Quick reference for Cloud SQL read replicas

Topic Discussion
Backups You cannot configure backups on the replica.
Cores and memory Read replicas can use a different number of cores and amount of memory from those of the primary instance.
Deleting the primary instance Before you can delete a primary instance, you must promote all of its read replicas to standalone instances or delete the read replicas.
Deleting the replica When you delete a replica, there is no impact on the status of the primary instance.
Disabling binary logging Before you can disable binary logs on a primary instance, you must promote or delete all of its read replicas.
Failover A primary instance can failover to a replica only if the replica is a DR replica.

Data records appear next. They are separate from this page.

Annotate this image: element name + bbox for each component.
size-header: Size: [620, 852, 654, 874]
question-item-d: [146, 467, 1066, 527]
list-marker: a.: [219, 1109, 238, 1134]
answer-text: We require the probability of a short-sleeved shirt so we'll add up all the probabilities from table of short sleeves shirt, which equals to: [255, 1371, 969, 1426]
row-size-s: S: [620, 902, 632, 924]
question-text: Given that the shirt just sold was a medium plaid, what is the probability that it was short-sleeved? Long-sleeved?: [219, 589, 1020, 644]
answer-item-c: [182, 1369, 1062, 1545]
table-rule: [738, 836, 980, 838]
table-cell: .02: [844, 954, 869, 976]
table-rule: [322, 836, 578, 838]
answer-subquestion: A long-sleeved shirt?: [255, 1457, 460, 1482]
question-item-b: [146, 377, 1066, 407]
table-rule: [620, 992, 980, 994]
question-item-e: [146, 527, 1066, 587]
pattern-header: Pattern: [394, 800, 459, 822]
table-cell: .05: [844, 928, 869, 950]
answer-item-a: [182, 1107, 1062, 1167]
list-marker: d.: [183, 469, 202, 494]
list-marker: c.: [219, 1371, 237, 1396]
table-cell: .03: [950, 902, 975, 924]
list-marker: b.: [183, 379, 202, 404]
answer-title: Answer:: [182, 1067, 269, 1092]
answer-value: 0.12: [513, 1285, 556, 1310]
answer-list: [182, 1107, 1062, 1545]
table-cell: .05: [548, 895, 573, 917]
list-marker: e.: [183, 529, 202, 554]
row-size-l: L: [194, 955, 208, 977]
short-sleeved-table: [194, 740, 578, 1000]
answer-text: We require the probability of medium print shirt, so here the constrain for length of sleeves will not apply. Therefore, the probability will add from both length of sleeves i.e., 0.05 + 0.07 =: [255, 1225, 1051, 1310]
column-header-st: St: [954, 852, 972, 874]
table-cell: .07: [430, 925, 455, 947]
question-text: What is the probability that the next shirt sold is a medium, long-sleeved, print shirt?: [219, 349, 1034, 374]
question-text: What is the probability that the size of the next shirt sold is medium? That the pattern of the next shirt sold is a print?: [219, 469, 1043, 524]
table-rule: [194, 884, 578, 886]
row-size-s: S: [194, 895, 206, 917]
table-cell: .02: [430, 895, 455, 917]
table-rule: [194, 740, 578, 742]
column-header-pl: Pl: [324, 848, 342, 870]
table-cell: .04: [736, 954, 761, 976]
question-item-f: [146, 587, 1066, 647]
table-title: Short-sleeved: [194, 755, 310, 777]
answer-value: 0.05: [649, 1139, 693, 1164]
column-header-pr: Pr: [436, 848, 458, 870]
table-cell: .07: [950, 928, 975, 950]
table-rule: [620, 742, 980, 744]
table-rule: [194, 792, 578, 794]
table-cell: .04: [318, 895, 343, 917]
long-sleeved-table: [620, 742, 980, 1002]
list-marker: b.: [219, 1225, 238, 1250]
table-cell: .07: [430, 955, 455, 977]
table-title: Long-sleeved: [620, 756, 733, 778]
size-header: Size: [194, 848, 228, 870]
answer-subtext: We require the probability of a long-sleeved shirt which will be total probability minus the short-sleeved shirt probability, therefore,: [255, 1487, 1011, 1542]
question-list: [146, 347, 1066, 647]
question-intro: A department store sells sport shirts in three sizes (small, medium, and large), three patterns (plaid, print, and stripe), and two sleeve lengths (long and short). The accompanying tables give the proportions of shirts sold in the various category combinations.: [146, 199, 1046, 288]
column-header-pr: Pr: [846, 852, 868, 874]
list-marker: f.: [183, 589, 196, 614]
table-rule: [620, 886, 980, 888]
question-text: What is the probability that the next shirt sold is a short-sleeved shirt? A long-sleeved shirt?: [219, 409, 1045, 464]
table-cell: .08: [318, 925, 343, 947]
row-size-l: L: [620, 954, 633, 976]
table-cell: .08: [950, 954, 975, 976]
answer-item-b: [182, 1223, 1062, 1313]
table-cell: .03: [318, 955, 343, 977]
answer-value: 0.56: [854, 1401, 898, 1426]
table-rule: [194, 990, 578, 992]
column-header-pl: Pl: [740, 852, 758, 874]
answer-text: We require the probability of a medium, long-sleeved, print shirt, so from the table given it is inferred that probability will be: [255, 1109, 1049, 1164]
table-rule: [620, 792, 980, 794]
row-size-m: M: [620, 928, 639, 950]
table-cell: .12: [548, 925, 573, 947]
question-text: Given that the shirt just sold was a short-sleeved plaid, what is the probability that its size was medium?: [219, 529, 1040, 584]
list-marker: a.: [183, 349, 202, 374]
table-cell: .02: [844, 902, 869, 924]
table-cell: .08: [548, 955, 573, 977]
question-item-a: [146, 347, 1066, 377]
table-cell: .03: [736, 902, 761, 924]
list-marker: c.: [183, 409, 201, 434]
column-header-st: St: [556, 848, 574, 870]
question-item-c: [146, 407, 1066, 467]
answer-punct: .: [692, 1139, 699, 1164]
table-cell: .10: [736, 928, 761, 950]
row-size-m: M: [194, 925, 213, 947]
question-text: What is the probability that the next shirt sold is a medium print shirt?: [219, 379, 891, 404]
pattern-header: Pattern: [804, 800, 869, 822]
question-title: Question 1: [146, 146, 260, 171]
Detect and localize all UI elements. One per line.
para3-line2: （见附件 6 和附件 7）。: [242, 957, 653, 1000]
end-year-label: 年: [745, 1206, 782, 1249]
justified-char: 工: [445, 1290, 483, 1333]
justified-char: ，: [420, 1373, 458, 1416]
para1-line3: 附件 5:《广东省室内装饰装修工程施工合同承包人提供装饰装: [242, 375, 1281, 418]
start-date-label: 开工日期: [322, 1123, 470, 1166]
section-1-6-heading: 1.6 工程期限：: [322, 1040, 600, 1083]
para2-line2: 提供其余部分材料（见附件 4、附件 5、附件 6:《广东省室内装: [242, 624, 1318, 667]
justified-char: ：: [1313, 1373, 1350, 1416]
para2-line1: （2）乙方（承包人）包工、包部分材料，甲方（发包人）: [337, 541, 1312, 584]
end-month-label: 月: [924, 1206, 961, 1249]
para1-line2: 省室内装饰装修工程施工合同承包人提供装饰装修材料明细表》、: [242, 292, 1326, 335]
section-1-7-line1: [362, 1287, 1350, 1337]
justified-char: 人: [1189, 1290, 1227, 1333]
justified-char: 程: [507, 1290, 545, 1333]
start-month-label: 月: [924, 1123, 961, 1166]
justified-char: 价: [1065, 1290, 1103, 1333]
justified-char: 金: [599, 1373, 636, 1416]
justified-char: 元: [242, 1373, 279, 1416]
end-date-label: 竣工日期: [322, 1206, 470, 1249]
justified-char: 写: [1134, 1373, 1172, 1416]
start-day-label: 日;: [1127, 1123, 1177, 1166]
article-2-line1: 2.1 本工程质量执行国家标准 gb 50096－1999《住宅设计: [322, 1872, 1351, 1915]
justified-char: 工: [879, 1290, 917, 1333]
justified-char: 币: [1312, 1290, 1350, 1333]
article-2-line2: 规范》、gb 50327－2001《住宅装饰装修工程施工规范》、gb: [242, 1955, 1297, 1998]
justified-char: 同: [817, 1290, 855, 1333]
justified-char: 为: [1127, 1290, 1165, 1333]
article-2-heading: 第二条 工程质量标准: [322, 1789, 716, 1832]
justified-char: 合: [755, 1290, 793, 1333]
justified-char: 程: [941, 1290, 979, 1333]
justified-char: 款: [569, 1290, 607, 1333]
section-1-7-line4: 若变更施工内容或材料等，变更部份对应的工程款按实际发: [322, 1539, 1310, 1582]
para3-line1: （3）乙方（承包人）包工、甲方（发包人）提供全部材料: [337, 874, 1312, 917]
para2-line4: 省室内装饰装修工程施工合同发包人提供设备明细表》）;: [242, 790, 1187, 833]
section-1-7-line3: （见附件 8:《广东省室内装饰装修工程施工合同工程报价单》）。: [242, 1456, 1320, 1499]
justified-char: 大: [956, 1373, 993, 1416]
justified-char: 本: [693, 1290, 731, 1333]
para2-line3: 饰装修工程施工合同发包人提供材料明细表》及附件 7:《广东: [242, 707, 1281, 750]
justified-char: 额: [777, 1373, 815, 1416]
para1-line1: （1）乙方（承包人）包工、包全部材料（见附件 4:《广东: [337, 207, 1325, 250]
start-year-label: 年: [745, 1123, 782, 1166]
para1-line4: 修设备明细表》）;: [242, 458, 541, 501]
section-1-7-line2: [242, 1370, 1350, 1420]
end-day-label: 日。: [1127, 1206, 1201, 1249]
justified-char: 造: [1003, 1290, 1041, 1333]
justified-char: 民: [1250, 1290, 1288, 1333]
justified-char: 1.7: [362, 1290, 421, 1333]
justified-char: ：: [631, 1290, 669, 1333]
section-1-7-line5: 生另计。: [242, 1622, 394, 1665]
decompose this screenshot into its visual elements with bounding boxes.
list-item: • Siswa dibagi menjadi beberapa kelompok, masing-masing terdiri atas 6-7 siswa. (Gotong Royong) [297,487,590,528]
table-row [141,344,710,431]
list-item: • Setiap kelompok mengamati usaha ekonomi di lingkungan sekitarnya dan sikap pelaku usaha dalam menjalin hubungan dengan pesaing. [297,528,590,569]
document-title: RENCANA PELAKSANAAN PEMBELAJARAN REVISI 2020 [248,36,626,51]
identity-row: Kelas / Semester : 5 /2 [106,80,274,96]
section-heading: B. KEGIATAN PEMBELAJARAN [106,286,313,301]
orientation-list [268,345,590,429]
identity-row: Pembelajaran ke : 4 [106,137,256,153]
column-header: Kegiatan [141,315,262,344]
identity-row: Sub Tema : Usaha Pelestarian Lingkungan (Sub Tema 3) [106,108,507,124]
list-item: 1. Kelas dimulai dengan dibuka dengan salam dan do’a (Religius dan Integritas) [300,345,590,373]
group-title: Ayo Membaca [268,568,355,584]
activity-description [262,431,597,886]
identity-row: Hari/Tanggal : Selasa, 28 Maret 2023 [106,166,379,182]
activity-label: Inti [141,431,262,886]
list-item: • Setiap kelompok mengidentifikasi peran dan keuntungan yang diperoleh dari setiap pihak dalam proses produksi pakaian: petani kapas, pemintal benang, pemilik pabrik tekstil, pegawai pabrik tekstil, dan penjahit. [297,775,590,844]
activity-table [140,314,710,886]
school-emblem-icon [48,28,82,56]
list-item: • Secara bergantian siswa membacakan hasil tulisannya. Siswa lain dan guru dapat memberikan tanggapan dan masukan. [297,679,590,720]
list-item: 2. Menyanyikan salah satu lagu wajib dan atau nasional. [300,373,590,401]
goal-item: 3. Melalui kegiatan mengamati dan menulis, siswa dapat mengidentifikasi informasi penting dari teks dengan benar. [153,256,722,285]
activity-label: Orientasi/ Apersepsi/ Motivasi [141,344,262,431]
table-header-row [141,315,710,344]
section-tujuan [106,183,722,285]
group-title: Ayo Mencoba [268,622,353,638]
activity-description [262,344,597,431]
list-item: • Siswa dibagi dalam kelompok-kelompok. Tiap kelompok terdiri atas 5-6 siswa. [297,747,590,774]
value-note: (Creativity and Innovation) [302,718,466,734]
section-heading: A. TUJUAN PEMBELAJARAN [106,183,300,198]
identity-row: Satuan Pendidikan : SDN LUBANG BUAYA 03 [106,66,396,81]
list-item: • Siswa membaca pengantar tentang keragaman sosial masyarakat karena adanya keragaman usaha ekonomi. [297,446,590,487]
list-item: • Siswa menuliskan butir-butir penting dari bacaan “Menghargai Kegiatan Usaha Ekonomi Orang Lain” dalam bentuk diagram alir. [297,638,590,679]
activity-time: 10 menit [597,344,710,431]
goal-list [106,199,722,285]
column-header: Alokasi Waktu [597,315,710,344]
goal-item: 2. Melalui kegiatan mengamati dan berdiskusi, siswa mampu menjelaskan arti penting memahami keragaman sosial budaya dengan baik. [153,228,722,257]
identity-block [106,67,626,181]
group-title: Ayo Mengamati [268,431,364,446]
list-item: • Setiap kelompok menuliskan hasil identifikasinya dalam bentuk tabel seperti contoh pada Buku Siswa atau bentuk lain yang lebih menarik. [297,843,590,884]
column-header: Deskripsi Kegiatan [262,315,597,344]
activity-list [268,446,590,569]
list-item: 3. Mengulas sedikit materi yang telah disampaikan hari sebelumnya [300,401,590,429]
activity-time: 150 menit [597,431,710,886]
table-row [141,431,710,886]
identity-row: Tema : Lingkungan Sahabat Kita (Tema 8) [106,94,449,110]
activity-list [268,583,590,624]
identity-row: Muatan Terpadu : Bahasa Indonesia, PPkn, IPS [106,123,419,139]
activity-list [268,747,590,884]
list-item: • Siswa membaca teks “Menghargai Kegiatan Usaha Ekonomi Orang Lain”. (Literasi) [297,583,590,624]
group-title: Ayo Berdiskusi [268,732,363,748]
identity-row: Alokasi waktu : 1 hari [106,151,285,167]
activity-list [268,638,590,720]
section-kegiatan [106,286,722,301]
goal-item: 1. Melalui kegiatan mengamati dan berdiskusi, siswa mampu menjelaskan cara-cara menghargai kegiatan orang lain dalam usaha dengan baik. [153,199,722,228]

Read replicas are unable to failover in any way during an outage.
High availability Read replicas allow you to enable high availability on the replicas.
Load balancing Cloud SQL doesn't provide load balancing between replicas. You can choose to implement load balancing for your Cloud SQL instance. You can also use connection pooling to distribute queries across replicas with your load balancing setup for better performance.
Maintenance windows Read replicas share maintenance windows with the primary instance. The replicas follow the maintenance settings for the primary instance, including the maintenance window, rescheduling, and the deny maintenance period. During maintenance, Cloud SQL updates all read replicas first before updating the primary instance.
Multiple read replicas Cloud SQL supports cascading replicas. As a result, you can create up to 10 replicas for a single primary instance and create replicas of those replicas, up to four levels including the primary instance.
Parallel replication For information about using parallel replication for performance improvements, see Configuring parallel replication.
Private IP If you're connecting to a replica using a private IP address, you don't need to create an additional VPC private connection for the replica, as it is inherited from the primary instance.
Restoring the primary instance You cannot restore the primary instance of a replica while the replica exists. Before restoring an instance from a backup, or performing a point-in-time recovery on it, you must promote or delete all of its replicas.
Settings The MySQL settings of the primary instance are propagated to the replica, including root password and changes to the user table. CPU and memory changes are not propagated to the replica.
Stopping a replica You cannot stop a replica. You can restart, delete, or disable replication on it, but you cannot stop it as you can a primary instance.
Upgrading a replica Read replicas can experience a disruptive upgrade at any time.
User tables You cannot make changes on the replica. All user changes must be done on the primary instance.